Three Basic Rules of Gallery Walls

A gallery wall is one of the best ways of injecting personality into your home. There is no right or wrong way of doing it, and by definition each and every gallery wall will be different. A gallery wall is a collection of photographs and/or other artwork and artifacts displayed cohesively together on one wall. I have a gallery wall in almost every room in my house (overkill?) and so I’ve had a little think about what makes them work.

1. Include pieces that you love

Your gallery wall should be as individual as you are, and really anything goes. Photos obviously work well and are core for most of my gallery walls. A mixture of recent and old photos is lovely. Perhaps photos of you as a child or your parents on their wedding day. Prints or original artwork are another obvious choice, but you can find these super cheap in second hand shops, or head to etsy.com for very reasonable artwork from little known artists.

How about getting creative yourself? For a cheap shortcut to something truly original, knock-out some favourite quotations from films, or lyrics from a song you love and print them out at home. Children’s artwork is another lovely one to add to the mix. Favourite LPs, postcards of places you’ve been, or tickets to gigs you’ve been to look great and are part of who you are. Look through your old shoeboxes and let your imagination run wild. Chances are, if it’s important to you, it will look great on your wall and show a piece of your life story at the same time.

It’s important not to rush and just stick things up for the sake of it. If you go out and buy lots of prints from IKEA then it’s probably fair to say it won’t feel like a fair reflection of you, and your gallery wall won’t stand the test of time.

It is also lovely to experiment with objects and other non-traditional items. Wall hangings, display cases for collections of pretty objects and small shelving units make visually interesting additions and add texture to your room.

2. Use similar tones in your gallery wall 

The point is to try to achieve a cohesive look for your gallery wall, to really give it the wow factor. There are several ways to achieve this. In the gallery walls pictured here there is a similar look and feel to all the pieces used. This is generally achieved through colour, so sticking to muted tones, pastels, brights, or black and white for example. You need to be able to look at the whole wall as a whole and have nothing jump out at you. It all needs to work together by each piece having a common look and feel.

I use a variety of different frames in my gallery wall (although sometimes there are duplicates which is fine I just make sure they aren’t adjacent). But the frames will all have a similar theme. In my hallway all the pictures are in white or light themed frames, many of them are new from IKEA, some are plain pine that I found in second hand shops and then painted with neutral coloured Farrow and Ball sample pots I had (is there no end to the uses?). In this picture of the gallery wall above my sofa, I have used lots of old-fashioned frames that I found in charity shops to try to achieve that cohesive look.

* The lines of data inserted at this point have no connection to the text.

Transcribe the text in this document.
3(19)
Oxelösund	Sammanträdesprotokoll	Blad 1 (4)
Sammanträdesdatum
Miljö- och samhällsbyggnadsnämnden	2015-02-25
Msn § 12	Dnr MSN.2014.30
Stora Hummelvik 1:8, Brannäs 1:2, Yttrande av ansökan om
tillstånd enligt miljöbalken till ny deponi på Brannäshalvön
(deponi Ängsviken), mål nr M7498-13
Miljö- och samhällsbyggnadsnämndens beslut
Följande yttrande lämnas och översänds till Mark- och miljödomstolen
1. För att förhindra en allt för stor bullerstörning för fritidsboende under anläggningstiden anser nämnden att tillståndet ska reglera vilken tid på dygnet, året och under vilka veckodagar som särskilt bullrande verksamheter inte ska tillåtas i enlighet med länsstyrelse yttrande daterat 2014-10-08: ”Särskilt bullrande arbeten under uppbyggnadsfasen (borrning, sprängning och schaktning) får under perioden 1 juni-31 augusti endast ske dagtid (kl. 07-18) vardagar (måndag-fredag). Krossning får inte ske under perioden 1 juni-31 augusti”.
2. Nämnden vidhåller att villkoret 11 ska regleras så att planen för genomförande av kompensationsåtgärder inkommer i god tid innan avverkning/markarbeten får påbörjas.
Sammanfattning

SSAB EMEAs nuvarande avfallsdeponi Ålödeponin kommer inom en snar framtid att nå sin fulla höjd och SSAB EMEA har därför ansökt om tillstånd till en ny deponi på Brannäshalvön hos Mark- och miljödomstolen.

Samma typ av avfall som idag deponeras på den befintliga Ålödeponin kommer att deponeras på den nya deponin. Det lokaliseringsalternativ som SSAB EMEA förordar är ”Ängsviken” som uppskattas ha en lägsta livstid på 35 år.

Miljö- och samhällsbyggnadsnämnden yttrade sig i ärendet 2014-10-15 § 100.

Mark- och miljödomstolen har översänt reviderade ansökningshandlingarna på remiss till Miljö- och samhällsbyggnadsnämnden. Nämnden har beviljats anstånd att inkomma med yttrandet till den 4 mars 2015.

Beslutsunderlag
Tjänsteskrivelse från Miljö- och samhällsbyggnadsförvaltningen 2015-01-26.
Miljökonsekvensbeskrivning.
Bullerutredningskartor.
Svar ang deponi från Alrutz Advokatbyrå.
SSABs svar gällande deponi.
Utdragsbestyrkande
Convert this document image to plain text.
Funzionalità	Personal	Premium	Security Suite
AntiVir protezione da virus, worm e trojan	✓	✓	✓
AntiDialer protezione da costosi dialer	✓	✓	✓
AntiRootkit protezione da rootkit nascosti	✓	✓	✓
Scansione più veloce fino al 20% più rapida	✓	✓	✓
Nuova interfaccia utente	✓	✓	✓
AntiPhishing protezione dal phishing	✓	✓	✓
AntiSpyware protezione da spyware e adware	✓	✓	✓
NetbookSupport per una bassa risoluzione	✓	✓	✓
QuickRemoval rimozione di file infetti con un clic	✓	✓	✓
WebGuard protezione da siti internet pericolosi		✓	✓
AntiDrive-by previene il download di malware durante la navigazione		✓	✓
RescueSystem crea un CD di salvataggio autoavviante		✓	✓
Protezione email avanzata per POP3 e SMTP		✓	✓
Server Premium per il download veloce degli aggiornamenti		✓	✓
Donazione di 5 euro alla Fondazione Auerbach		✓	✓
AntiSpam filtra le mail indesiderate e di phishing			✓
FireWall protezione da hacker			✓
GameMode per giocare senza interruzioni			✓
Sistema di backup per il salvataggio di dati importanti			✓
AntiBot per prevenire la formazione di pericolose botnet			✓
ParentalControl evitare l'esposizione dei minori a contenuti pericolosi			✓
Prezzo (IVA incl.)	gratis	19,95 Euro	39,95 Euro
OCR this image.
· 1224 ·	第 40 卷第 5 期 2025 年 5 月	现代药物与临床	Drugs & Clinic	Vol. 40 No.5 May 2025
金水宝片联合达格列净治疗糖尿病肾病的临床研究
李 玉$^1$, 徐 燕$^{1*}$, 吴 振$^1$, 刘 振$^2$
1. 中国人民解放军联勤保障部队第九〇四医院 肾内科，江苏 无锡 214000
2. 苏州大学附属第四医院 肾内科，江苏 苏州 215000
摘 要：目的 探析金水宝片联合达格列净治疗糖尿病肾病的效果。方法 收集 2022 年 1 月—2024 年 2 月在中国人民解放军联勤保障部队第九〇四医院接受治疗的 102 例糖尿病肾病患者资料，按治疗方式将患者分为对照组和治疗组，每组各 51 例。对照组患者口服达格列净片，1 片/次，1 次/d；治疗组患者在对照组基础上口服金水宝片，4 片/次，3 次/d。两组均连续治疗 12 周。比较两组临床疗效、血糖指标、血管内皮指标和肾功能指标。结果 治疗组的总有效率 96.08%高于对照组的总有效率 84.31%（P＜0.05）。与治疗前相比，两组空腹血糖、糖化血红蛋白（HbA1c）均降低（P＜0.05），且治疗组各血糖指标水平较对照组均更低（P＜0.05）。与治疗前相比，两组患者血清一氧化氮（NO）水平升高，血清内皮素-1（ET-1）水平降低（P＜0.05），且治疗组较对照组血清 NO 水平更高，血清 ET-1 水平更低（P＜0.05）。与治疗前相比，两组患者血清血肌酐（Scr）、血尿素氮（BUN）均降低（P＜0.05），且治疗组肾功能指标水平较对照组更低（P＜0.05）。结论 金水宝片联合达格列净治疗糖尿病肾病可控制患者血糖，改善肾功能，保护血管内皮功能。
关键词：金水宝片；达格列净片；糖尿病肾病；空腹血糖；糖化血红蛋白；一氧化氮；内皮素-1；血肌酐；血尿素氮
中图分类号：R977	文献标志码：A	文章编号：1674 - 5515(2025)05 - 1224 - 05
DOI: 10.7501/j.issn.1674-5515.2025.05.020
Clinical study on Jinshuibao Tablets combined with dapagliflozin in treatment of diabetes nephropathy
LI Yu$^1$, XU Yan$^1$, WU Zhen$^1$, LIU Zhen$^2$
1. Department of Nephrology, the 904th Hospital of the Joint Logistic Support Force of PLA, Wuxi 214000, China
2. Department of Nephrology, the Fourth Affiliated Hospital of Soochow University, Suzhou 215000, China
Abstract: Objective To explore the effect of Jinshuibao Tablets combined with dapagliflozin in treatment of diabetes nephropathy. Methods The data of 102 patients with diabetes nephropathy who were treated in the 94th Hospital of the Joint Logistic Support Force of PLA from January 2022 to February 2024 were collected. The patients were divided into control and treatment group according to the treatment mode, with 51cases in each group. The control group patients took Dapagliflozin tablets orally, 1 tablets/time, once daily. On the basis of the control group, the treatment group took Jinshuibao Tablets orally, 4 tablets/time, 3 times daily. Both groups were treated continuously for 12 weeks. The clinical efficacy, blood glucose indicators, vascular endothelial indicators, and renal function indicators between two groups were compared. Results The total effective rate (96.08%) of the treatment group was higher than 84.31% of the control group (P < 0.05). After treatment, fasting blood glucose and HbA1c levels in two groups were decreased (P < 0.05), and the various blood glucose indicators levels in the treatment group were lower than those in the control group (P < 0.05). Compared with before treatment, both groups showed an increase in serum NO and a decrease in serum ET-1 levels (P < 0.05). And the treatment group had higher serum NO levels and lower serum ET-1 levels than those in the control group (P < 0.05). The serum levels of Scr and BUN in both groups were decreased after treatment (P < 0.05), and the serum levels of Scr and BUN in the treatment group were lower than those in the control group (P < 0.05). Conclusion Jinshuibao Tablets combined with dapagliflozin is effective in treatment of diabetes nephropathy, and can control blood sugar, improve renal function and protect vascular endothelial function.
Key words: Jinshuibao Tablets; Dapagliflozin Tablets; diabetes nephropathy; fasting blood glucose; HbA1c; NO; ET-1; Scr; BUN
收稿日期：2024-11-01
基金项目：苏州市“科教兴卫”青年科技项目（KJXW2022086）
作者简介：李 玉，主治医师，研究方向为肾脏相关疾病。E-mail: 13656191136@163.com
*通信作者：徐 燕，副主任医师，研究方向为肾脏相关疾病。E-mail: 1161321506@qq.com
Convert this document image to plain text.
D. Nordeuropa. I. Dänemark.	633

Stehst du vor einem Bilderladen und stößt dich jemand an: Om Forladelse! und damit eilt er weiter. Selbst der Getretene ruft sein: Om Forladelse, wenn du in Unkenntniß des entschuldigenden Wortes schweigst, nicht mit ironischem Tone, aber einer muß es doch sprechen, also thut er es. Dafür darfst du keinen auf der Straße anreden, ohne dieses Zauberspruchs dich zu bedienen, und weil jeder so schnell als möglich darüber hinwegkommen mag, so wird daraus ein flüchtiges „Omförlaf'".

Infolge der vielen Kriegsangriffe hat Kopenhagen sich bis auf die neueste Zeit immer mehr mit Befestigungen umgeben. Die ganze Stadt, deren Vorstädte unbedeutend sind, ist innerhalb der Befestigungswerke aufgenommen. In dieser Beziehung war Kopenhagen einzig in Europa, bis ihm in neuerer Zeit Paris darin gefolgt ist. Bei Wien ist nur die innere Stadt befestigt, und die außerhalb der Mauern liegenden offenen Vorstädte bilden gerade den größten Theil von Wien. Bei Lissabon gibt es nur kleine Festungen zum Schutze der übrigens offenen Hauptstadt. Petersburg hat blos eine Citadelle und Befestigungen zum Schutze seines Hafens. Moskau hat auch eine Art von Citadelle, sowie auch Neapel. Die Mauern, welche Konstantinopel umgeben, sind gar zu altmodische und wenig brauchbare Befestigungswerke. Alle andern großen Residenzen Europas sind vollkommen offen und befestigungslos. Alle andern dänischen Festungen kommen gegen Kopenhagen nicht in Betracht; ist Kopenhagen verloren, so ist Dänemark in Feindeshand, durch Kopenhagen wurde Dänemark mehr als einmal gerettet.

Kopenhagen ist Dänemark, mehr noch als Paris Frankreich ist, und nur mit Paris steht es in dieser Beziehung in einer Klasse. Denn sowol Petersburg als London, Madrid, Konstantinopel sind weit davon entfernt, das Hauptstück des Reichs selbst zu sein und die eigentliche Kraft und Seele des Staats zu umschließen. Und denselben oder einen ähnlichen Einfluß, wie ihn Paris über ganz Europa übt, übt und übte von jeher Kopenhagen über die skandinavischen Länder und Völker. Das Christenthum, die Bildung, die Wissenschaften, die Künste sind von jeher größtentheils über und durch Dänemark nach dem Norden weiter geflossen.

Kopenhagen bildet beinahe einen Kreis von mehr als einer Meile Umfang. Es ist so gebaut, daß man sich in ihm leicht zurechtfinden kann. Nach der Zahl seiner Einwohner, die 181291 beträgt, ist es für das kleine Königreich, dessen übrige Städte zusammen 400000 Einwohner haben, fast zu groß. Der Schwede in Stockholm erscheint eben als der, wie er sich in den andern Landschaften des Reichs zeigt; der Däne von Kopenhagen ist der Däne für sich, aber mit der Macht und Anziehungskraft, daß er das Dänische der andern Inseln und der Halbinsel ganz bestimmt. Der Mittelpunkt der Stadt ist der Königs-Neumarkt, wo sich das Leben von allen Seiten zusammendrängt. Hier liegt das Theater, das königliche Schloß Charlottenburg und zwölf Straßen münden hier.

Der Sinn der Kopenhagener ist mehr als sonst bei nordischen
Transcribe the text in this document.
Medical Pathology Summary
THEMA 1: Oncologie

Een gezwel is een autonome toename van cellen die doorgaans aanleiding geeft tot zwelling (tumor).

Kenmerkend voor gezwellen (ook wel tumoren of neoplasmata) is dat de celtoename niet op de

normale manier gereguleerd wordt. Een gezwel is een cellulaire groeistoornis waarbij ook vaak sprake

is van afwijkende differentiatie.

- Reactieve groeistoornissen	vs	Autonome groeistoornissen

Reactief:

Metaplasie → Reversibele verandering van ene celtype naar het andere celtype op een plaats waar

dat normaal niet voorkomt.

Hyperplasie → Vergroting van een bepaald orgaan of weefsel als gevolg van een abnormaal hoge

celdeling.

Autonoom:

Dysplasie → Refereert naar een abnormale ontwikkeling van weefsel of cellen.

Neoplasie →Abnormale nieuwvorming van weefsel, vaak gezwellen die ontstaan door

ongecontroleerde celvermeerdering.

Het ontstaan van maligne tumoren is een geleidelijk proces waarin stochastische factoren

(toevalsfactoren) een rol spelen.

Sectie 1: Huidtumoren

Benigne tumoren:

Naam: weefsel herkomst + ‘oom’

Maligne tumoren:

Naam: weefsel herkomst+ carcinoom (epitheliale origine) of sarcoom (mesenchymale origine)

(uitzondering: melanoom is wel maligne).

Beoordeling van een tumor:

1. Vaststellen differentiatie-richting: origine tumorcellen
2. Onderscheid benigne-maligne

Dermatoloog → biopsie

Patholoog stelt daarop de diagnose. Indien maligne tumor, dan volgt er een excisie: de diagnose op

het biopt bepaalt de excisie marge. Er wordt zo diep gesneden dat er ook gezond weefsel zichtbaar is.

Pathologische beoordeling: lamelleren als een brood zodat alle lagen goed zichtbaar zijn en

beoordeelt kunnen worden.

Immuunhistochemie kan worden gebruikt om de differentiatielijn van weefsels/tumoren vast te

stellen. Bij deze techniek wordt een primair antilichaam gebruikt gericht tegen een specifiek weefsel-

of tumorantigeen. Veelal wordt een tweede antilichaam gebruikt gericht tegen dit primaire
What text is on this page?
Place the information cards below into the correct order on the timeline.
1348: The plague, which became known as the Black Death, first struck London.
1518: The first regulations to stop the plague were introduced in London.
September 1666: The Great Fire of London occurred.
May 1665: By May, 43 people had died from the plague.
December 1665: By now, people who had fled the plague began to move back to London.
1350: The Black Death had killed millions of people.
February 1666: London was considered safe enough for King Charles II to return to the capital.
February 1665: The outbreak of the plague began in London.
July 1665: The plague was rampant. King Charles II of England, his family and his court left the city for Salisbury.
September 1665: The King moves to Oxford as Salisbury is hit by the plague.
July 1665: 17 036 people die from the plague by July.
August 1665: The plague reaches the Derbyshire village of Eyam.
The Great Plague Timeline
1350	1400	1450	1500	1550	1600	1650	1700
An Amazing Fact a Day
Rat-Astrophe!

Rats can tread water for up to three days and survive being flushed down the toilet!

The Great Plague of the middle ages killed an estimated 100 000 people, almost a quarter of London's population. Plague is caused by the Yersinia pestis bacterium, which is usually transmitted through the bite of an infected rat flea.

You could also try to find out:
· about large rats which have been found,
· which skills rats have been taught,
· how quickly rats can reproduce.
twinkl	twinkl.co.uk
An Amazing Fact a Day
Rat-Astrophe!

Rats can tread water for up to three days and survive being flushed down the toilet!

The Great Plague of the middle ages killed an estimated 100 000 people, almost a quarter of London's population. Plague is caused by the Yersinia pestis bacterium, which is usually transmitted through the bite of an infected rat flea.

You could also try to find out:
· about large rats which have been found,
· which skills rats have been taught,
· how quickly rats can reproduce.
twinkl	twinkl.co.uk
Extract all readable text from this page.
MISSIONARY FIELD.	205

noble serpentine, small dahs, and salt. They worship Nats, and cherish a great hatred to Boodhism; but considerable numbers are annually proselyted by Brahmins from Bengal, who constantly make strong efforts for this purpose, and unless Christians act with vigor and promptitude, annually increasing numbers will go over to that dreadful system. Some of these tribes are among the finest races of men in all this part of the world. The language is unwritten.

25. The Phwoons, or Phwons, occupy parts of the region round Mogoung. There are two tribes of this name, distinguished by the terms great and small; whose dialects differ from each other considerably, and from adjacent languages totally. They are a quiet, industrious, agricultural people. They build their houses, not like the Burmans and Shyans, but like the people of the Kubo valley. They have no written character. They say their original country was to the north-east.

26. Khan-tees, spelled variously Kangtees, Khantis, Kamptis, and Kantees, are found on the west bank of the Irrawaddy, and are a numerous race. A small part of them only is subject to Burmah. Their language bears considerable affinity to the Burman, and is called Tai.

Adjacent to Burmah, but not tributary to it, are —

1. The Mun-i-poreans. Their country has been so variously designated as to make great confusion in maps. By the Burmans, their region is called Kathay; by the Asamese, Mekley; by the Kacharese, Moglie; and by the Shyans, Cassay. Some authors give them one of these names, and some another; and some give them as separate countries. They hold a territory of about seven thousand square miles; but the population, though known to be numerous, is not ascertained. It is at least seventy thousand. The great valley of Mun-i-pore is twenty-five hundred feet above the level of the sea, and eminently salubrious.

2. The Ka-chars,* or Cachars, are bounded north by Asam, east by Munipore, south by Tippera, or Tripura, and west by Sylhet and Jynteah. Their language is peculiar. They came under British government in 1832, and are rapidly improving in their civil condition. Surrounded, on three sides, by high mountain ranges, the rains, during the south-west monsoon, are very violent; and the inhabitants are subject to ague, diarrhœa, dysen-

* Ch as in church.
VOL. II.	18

3. Hanging your gallery wall

I know some people will disagree with this one, but try to stick to similar size gaps between your pictures. A good rule of thumb is about an inch. My eye is always drawn to the gaps between pictures if they are very irregular, and that isn’t the reaction you want from your beautiful new gallery wall. A good way to go about hanging your gallery wall is to lay it out on the floor first. Make sure it is balanced and that the overall size and shape looks right. Then take photos to work from.

An easy peasy way to create a gallery wall these days is the picture ledge, oh how I love them. The beauty being you can change items around as you get bored of them or they aren’t relevant anymore. I’ve used them above the piano in our kitchen to display my kids’ creations. I’ve popped their drawings into the hinged frames you get in IKEA so that I can replace them easily. Then I add in nice cards we receive or postcards, even little objects that the kids have made. It’s so easy to sit candles, little succulents or string fairy lights along the shelves as well.

Follow my 3 simple rules and I think you’ll have a gallery wall you can be really proud of, and most importantly one that’s as unique as you are.